Ambiguity is key. A story half told.

MORE ABOUT ALANA AND INGRID’S PRACTICE

Several seas away, some words were recently written about Alana Hunt and her bare feet slapping across the mud as she collected other peoples’ damaged paintings in a washed away town somewhere in remote Australia. Wandering home, past the light of a soft fire, unable to disturb an old septuagenarian couple making love, damp beds smelling sour, a seemingly unmindful Alana searches for salt to put in the cups of nun chai from Kashmir that she holds tenderly in her hands.

Alana’s practice defies singular definition. Characterised by a gentle though challenging approach to participatory and conceptual artistic traditions her work is best understood as a catalyst of culturally charged encounters that materialise through the local environments and relationships she inhabits. It is in this sense that her work is less about producing an artwork and more about putting-art-to-work.

Her work takes shape through sustained collaborative and interdisciplinary processes that make use of books, video, language, flavour and imagery, across both on and offline environments.

The politics of nation making, the contemporary legacies of colonialism and the deeply ambivalent nature of modernity have come to provide a certain contour to the underlying currents of her practice in quiet yet consistent ways.

Alana divides her time between South Asia, Sydney and the remote East Kimberley region of Western Australia, where she works for the artists of Warmun Art Centre. In 2012 she was co-curator of Memefest: International Festival of Socially Responsive Communication and Art and in 2011 Alana was awarded the Fauvette Laureiro Memorial Artists Travel Scholarship from Sydney College of the Arts. This scholarship will support her professional development over the next two years by enabling her to return to South Asia for extensive periods, while also undertaking creative research in The Balkans and meeting with Walid Raad of The Atlas Group in 2013.

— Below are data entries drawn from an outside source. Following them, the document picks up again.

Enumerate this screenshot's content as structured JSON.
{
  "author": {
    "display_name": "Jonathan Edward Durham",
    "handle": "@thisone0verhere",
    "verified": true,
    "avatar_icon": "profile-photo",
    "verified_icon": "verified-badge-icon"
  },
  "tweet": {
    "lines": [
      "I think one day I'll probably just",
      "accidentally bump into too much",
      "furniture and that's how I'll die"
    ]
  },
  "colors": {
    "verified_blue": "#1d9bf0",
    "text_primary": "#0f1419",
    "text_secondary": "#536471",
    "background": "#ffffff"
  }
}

Ingrid Dernée is a multi-disciplinary artist who works with concepts, materials and process.

Ingrid is interested in how the visual tools of mask and mirror can be used to subvert and question cultural norms and stereotypes around gender. Performance and its relationship to the formal qualities of drawing is another area Ingrid explores in practice. Working from a process based perspective Ingrid’s work comes from a place of subconscious expression. Though sometimes unnerving, the works are an attempt not to censor this expression, but to actualise it, through drawing, painting and performance.

Ingrid previously completed a Master of Fine Arts at Sydney College of the Arts and has exhibited extensively throughout Sydney, as well as nationally and internationally most recently in Brisbane at the artist run space Level. In 2011 Ingrid was awarded the People’s choice award at the Marrickville Contemporary Art Prize. With a strong belief in the joy creative expression provides people with, Ingrid currently works at Mission Australia’s Creative Youth Initiative program as an Artworks! Tutor.

Ingrid and Alana are long time friends who chat across the seas and moons about love, politics, art, desire and often John Berger. They are excited to be sharing an artistic space together.